Caught this masterful missive on one of my local Facebook groups. It's a 90-year-old dispatch from the Mount Pleasant Courier, a now-defunct title for a northern New York City suburb. The dispatch, about a car that made a wrong turn onto railroad tracks, is a compelling yarn by itself. But what makes it fun is how it's written--breathless, totally unironic but likely in keeping with the norms of small-town newspapering in the 1930s.

To wit:

"He had proceeded about an eighth of a mile when the dawn came up like thunder behind him and he sailed out of his car and spun like a maple leaf into the bushes many yards away, shocked but otherwise unhurt. As men in railroad overalls gathered about the bushes to determine if he were killed, it dawned on young Mr. Koerner that had been driving down the right-of-way of the New York Central and had been rammed by the morning's first passenger train on the Putnam division, bound for New York."

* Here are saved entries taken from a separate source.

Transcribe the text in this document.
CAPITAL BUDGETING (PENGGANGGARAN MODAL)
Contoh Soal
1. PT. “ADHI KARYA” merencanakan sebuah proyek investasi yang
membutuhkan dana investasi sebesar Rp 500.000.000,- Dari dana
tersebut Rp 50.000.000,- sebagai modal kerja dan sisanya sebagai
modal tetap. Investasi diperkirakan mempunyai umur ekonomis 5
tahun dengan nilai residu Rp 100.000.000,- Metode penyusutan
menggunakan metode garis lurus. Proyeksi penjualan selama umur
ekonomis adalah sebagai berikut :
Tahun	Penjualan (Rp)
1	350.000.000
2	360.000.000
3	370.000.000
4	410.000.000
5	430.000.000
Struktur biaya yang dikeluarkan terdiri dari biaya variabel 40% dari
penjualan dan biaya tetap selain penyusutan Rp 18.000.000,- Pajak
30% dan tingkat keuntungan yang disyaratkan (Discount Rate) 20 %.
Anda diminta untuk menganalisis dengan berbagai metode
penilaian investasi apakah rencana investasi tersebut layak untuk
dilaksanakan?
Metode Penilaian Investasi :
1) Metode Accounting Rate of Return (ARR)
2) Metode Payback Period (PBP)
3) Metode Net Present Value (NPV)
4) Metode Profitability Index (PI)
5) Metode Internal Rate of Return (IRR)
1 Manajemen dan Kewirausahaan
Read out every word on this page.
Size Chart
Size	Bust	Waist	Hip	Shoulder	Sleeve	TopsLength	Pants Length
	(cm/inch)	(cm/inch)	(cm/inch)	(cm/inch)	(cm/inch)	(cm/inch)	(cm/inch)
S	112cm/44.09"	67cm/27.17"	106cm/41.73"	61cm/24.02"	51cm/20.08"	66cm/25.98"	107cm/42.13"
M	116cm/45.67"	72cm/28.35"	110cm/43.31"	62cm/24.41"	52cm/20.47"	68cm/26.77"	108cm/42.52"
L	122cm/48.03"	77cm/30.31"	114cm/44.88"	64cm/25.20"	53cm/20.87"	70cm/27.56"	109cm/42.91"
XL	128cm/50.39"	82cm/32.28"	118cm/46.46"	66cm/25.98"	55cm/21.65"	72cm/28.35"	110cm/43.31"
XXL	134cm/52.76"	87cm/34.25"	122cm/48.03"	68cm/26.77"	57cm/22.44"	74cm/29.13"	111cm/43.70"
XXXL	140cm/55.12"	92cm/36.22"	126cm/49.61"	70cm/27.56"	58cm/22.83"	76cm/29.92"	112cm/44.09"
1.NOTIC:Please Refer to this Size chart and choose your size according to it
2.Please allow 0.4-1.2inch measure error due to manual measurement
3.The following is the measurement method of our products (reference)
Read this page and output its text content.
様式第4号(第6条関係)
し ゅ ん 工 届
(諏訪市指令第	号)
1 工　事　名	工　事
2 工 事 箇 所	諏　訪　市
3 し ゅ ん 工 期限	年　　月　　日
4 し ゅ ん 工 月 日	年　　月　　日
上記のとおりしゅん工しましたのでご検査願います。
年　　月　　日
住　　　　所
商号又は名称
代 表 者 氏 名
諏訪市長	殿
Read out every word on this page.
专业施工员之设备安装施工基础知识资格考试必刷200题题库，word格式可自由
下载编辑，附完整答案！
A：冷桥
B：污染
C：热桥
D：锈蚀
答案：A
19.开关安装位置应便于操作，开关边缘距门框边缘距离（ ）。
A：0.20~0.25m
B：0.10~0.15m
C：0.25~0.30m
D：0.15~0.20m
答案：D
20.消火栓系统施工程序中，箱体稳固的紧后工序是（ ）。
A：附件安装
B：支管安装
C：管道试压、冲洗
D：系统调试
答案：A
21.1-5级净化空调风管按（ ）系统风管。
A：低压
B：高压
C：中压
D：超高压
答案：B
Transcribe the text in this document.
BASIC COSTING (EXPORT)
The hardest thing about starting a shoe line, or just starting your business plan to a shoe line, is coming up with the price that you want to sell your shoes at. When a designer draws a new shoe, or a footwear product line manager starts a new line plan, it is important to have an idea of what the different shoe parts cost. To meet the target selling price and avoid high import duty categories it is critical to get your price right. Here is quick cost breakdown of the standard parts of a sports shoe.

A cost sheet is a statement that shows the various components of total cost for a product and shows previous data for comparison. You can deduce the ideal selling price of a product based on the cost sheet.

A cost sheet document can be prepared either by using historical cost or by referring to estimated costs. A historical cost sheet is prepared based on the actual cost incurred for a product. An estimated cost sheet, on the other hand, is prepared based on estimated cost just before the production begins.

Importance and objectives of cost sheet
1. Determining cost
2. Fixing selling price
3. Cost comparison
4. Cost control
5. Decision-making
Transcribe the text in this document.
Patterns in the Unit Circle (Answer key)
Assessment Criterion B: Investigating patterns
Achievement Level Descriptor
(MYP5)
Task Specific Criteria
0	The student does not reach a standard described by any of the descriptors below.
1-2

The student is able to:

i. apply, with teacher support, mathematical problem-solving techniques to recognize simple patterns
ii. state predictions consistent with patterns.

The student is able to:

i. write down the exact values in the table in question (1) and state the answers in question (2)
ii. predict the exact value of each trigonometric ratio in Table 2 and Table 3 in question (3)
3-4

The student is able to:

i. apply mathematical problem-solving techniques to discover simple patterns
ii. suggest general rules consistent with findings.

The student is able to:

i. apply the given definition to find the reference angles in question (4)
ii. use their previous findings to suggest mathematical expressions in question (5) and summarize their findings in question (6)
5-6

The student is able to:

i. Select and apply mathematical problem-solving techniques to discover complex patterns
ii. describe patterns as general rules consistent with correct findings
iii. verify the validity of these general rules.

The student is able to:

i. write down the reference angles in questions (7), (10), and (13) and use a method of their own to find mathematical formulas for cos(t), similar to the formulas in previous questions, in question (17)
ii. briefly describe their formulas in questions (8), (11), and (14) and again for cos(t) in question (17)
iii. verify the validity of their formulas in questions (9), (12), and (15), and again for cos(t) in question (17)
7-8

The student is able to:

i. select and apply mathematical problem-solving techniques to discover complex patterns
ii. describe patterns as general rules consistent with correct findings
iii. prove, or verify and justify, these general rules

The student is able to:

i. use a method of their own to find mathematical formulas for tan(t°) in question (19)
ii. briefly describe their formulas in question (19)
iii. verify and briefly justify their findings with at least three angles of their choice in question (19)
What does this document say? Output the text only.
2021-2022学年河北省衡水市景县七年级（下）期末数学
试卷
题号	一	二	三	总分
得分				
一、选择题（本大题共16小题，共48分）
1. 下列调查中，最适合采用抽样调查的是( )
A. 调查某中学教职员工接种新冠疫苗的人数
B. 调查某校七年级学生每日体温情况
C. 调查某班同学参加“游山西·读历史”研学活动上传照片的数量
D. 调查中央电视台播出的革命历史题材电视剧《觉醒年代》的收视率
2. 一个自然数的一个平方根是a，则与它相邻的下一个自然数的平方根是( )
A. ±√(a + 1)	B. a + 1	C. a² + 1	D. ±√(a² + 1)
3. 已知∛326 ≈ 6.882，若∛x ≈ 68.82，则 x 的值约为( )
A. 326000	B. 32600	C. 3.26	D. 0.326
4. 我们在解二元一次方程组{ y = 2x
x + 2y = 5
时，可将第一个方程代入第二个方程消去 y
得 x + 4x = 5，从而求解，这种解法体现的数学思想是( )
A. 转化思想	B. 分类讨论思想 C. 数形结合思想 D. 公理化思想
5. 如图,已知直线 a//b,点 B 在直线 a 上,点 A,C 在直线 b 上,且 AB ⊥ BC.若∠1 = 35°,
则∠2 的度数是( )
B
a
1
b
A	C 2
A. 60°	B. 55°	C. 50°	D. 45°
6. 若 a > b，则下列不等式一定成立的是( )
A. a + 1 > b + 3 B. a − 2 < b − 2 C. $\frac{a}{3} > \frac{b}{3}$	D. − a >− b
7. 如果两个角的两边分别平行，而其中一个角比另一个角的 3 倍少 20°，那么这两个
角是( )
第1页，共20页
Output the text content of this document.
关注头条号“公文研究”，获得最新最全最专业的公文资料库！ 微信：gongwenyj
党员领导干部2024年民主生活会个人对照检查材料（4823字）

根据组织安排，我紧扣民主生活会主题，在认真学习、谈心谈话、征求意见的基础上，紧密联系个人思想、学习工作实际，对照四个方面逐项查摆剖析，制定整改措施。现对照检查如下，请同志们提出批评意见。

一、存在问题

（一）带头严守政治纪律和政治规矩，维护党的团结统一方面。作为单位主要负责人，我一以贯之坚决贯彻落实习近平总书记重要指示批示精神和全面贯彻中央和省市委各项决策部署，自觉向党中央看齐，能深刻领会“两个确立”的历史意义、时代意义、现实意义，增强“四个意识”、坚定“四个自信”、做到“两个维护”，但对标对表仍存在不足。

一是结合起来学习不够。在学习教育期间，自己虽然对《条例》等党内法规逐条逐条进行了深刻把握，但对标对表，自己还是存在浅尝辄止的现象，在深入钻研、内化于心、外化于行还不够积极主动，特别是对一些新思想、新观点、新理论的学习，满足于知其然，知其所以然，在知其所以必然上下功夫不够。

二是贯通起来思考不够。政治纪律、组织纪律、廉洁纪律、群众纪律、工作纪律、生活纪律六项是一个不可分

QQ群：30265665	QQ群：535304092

Love it! Of course, try writing like that today and your editor will let out a hearty laugh while ensuring the door hit you on the way out. But different times. And, fortunately, you can't get into the same mess as young Mr. Koerner anymore. The Putnam division went kaput in 1958, and the right-of-way (you can still spot a few remnants of tracks) is now a popular bike trail in Westchester County.



When A One-Person Newsroom Goes Down to Zero

 Lee Newspapers Fires Editor for Stating the Obvious


When even Warren Buffett doesn't have the patience to see whether an investment will pan out, you know there's trouble. And trouble is what has predictably emerged since Buffett sold his newspaper holdings to Lee Enterprises in March for $140 million. 

Like every newspaper chain, Lee has engaged in an unhealthy amount of layoffs, furloughs and other rapacious cost-cutting. Some of that can be attributed to the pandemic, but mostly to blame is the slide in circulation and advertising due to reader attrition, advertisers drifting online and not investing in a digital product worth paying for.

This crisis was ably encapsulated by Ashley Spinks (photo from WTVF), the managing editor of the weekly Floyd Press in Virginia, in an excellent piece from Mallory Noe-Payne at NPR affiliate WVTF. The title of managing editor is misleading, given that Spinks was the sole editorial employee at the paper. "You don't always have the capacity to do follow-up interviews, to add context and color to stories," Spinks told the station. "But even more important than that, what are you not reporting on?"

A good question, and one Spinks will not have an opportunity to answer, at least as managing editor of the Floyd Press. After this story aired, she was fired by Lee for doing the interview.

Of course, the thin-skinned suits at Lee are cretins for doing this. But the fact that newsrooms have been reduced to almost nothing is, sadly, not news. Check out this dispatch from Mountain Home magazine about Jeff Murray, the last man sitting in the Elmira Star-Gazette newsroom, and a wondrous story in The New York Times about Evan Brandt, the only reporter covering Pottstown, PA, for the once-mighty Pottstown Mercury.

Ashley Spinks's next chapter is still evolving. But it's already a little greener.

You would hope another newspaper in Virginia would admire the spunk and tenacity of a journalist like Spinks and try to grab her. Sadly, though, most other newspapers in the commonwealth are also trying to stay one step ahead of oblivion. It also doesn't help that the largest papers in Virginia also happen to be owned by Lee Enterprises.